In the absence of such a claim by the Commonwealth (the party having the burden to show that the emergency exception is applicable), we need not consider whether, if at the hearing on the motion for a new trial there had been evidence that the second call precipitated the entry, there should be a remand for a second evidentiary hearing on the motion to suppress to determine whether the police reasonably believed an emergency then existed. See Commonwealth v. Howard, 4 Mass. App. Ct. 476, 480-482 (1976).

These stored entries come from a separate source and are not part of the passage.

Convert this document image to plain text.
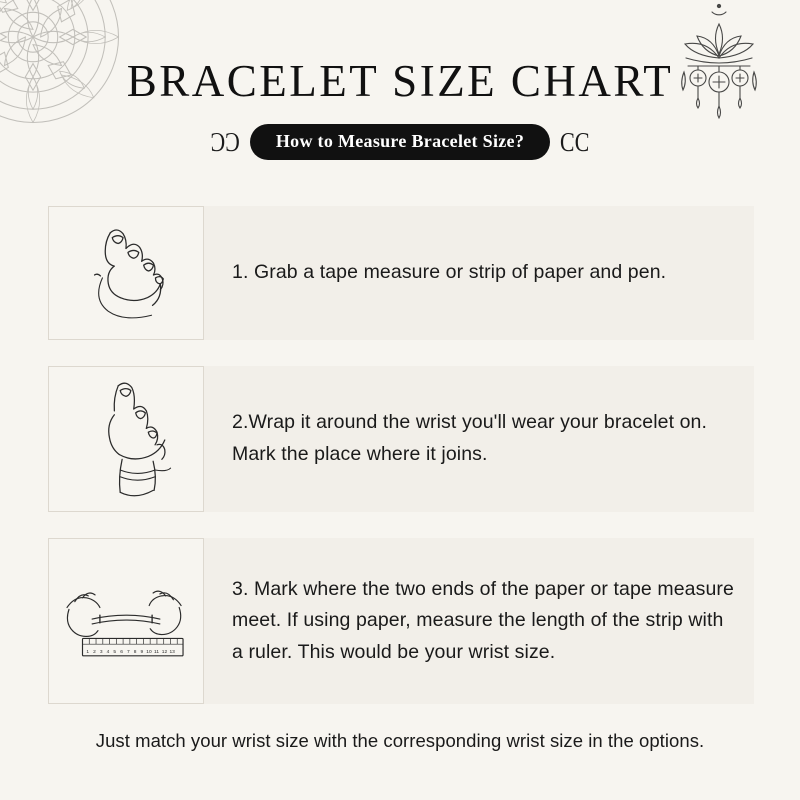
BRACELET SIZE CHART
ƆƆ	How to Measure Bracelet Size?	ƆƆ
1. Grab a tape measure or strip of paper and pen.
2.Wrap it around the wrist you'll wear your bracelet on. Mark the place where it joins.
1 2 3 4 5 6 7 8 9 10 11 12 13
3. Mark where the two ends of the paper or tape measure meet. If using paper, measure the length of the strip with a ruler. This would be your wrist size.
Just match your wrist size with the corresponding wrist size in the options.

Since the convictions were based entirely on the improperly seized evidence, and it does not appear that the Commonwealth has any other evidence to prove the defendant guilty, the judgments are reversed, the verdicts are set aside, and new judgments are to be entered for the defendant. So ordered.
Because of our conclusion that the judgments must be reversed, we need not reach the defendant's claim of ineffective assistance of counsel. That assertion was grounded on counsel's alleged failure to explore a defense that the defendant qualified for an exception for possession of illegal firearms under G.L.c. 140, § 129C( j), because he claimed he was a new resident of Massachusetts, that is, he had resided in the Commonwealth less than sixty days. In this connection, it should be noted that there were conflicting affidavits and reports as to the defendant's place of residence, and the motion judge was not obliged to accord credence to the defendant's affidavit.